All this, without even us activists realizing it, is part of the county's Housing First approach. When officials do their very best to scatter and never speak about the unsheltered, we lose their leadership, guidance, and example to guide our citizenry. We have largely lost the battle before we even start, because informed, caring leadership cannot be absent in this struggle.

Shelter Crisis Declaration

One constant refrain from officials has been that they can't provide tiny home and other villages on public land because of the liability they take on. Thanks to the recent shelter crisis declaration, that objection is no longer true. The shelter crisis declaration prohibits the government from being sued for anything they do to "mitigate the shelter crisis," unless they are grossly (criminally) negligent, and it allows them to waive "any and all ordinances" that get in their way. What I'm trying to get across right now, to anyone who will listen, is that we should be pushing to use alternative, very inexpensive building methods to build multiple units of permanent housing on public and private land, while we can put lots of pressure on the county to waive "any and all ordinances" to get it done.
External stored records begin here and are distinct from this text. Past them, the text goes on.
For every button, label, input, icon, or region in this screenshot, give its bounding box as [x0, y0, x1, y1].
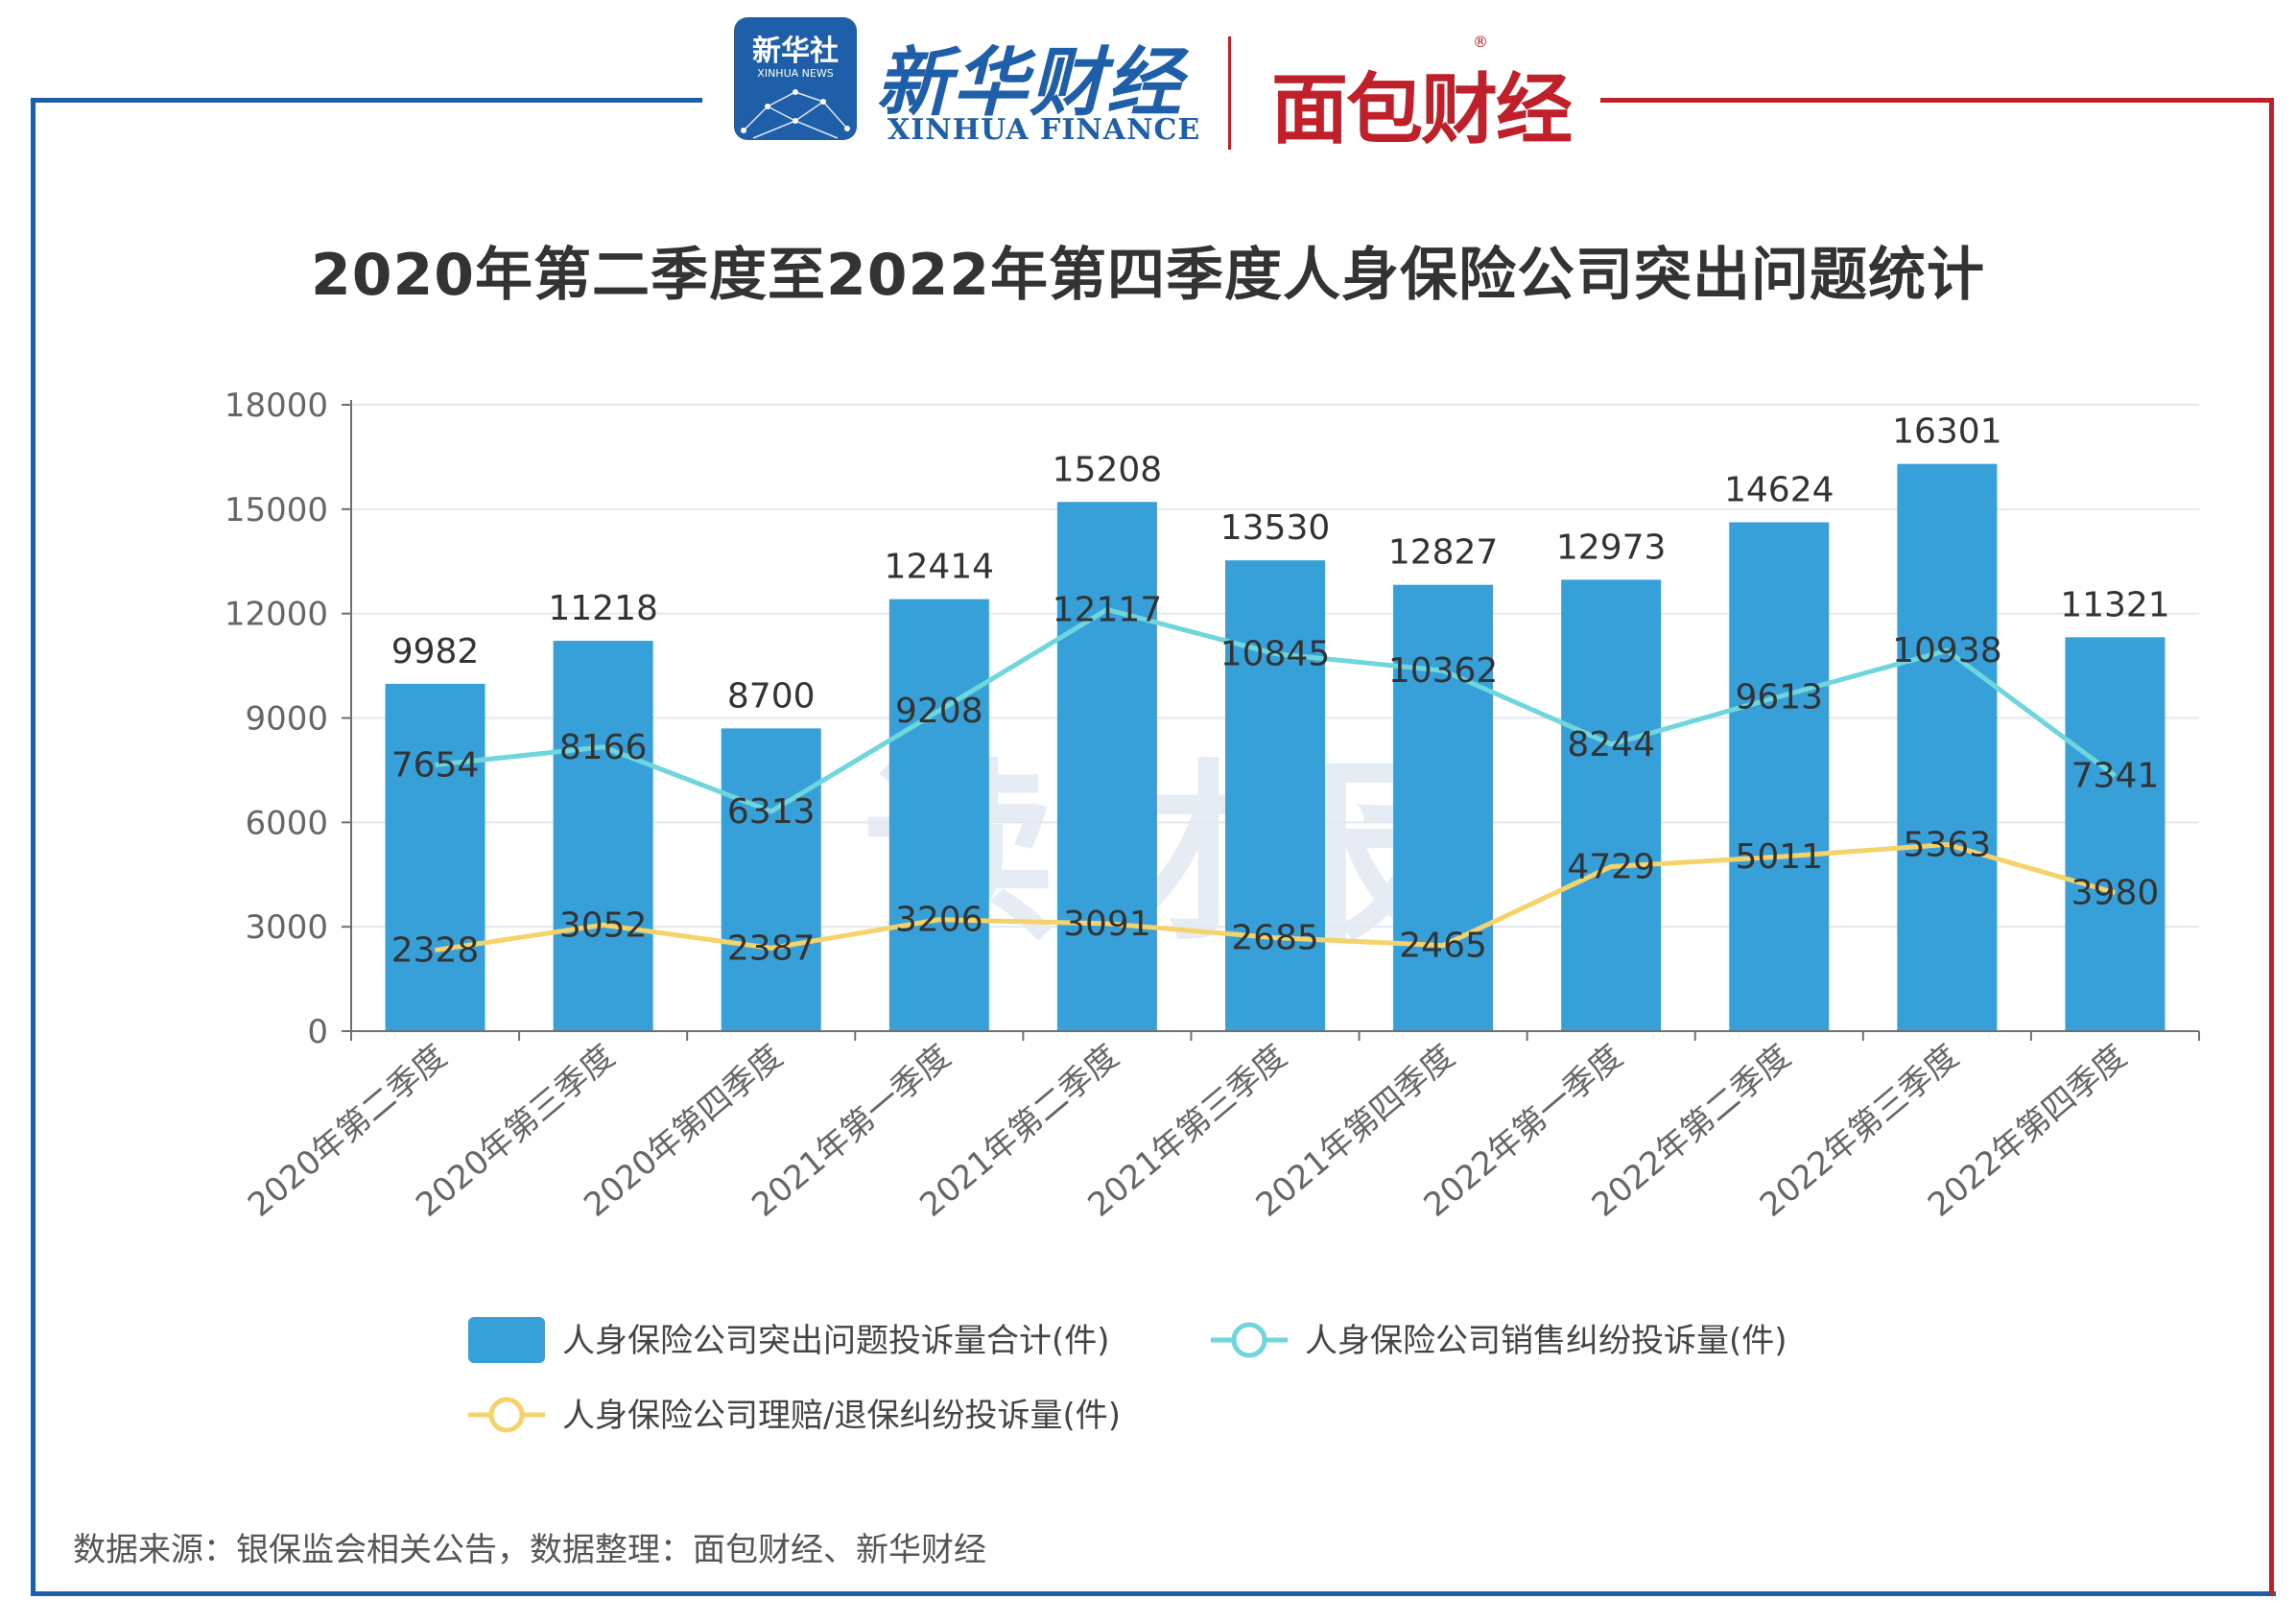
bar [721, 728, 821, 1031]
bar-data-label: 8700 [727, 676, 816, 716]
y-tick-label: 3000 [245, 908, 328, 947]
bar-data-label: 11218 [548, 589, 658, 628]
bar [1393, 584, 1494, 1031]
line-data-label: 2328 [391, 931, 480, 971]
bar-data-label: 12827 [1388, 533, 1499, 573]
header-logos: 新华社 XINHUA NEWS 新华财经 XINHUA FINANCE 面包财经… [734, 17, 1588, 161]
line-data-label: 3052 [559, 906, 648, 945]
line-data-label: 8244 [1567, 725, 1655, 764]
bar [1897, 463, 1998, 1031]
legend-label: 人身保险公司突出问题投诉量合计(件) [562, 1322, 1110, 1360]
line-data-label: 5011 [1735, 837, 1823, 877]
bar-data-label: 14624 [1724, 470, 1834, 509]
line-data-label: 10845 [1220, 635, 1331, 674]
line-data-label: 10362 [1388, 651, 1499, 691]
mianbao-finance-logo: 面包财经 [1271, 65, 1573, 154]
legend-bar-swatch [468, 1317, 545, 1363]
logo-tile-cn: 新华社 [752, 35, 839, 68]
line-data-label: 6313 [727, 792, 816, 832]
line-data-label: 7654 [391, 745, 480, 785]
line-data-label: 9208 [895, 692, 983, 731]
y-tick-label: 6000 [245, 804, 328, 842]
line-data-label: 3980 [2071, 874, 2160, 913]
y-tick-label: 15000 [225, 491, 328, 529]
xinhua-news-logo: 新华社 XINHUA NEWS [734, 17, 857, 140]
legend-label: 人身保险公司理赔/退保纠纷投诉量(件) [562, 1397, 1121, 1435]
bar-data-label: 12973 [1556, 528, 1667, 567]
bar-data-label: 15208 [1053, 450, 1163, 489]
bar [1729, 522, 1830, 1031]
registered-mark: ® [1473, 33, 1488, 51]
y-tick-label: 18000 [225, 387, 328, 425]
source-note: 数据来源：银保监会相关公告，数据整理：面包财经、新华财经 [73, 1531, 986, 1569]
y-tick-label: 12000 [225, 596, 328, 634]
line-data-label: 4729 [1567, 847, 1655, 886]
bar-data-label: 16301 [1892, 412, 2002, 452]
line-data-label: 5363 [1904, 825, 1992, 864]
y-tick-label: 9000 [245, 700, 328, 739]
frame-top-left-blue [31, 98, 702, 103]
chart-title: 2020年第二季度至2022年第四季度人身保险公司突出问题统计 [311, 242, 1985, 309]
frame-left-blue [31, 98, 36, 1596]
bar [553, 641, 653, 1031]
line-data-label: 10938 [1892, 631, 2002, 670]
line-data-label: 8166 [559, 728, 648, 767]
logo-divider [1228, 36, 1231, 150]
line-data-label: 3091 [1063, 905, 1151, 944]
frame-bottom-blue [31, 1591, 2276, 1596]
xinhua-finance-logo-cn: 新华财经 [876, 39, 1184, 127]
bar [1561, 579, 1662, 1031]
line-data-label: 9613 [1735, 677, 1823, 717]
line-data-label: 2465 [1399, 927, 1487, 966]
frame-right-red [2269, 98, 2274, 1596]
y-tick-label: 0 [307, 1013, 328, 1051]
bar [1056, 502, 1157, 1031]
legend-circle-marker [488, 1397, 525, 1433]
sales-dispute-line [435, 606, 2117, 814]
bar-data-label: 13530 [1220, 508, 1331, 548]
bar [1225, 560, 1325, 1031]
bar [385, 683, 485, 1031]
network-icon [741, 89, 850, 139]
frame-top-right-red [1600, 98, 2274, 103]
line-data-label: 2387 [727, 929, 816, 968]
bar-data-label: 12414 [885, 548, 995, 587]
logo-tile-en: XINHUA NEWS [757, 67, 834, 80]
line-data-label: 7341 [2071, 757, 2160, 796]
line-data-label: 2685 [1231, 919, 1319, 958]
bar [2065, 637, 2166, 1031]
legend-circle-marker [1231, 1322, 1267, 1358]
line-data-label: 3206 [895, 901, 983, 940]
line-data-label: 12117 [1053, 590, 1163, 629]
xinhua-finance-logo-en: XINHUA FINANCE [888, 113, 1201, 147]
bar-data-label: 11321 [2060, 585, 2170, 624]
claims-dispute-line [435, 841, 2117, 953]
bar [888, 599, 989, 1031]
legend-label: 人身保险公司销售纠纷投诉量(件) [1305, 1322, 1787, 1360]
bar-data-label: 9982 [391, 632, 480, 671]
We can provide them permanent housing, and stop this abuse in the name of siphoning money away from permanent housing. 

Sloganeering

I'm not sure that Survival First is the right universal catch phrase to contrast with HF– maybe. We do have to clarify the various toxic elements hiding behind the deadly simplicity of our Housing First slogan and approach. Adrienne and I and many others have used Stability First. We're trying to elevate the concept of stability (emergency housing, initial case management, basic life services, eliminating criminalization.) The notion of stability is powerful, we've found, in that it helps one think of a set of basics pretty easily, at least with a tiny amount of training; it's not totally intuitive to the uneducated, though, so using it is more instructive than intuitive. 

Survival may not resonate with the public as well as it should, either, because I believe they find it unbelievable that survival is the true context of this battle. But like Stability First, using it provides an opportunity to expand on the concept uses, i.e., how death really happens on the street, both to individuals we know, but also in general much, much earlier in life than with other citizens due to conditions and tragic circumstantial changes that occur on the streets. 

I suspect we're stuck with using a plethora of slogans and approaches to assail this HF battlement. Let's try these and any other handholds we can work, and come up with signs/graphics that help get the care-vs-housing abuse and distortion across. 

Survival First
Stability First
Care AND Housing
Stop Making Housing the Enemy of Care
Housing First, Not Housing Only

Hey "Housing First" Junkies: First Address the UN and Commission on Human Rights Declarations, Settle Our Federal Disabilities Suit, Then Go Build Expensive Housing.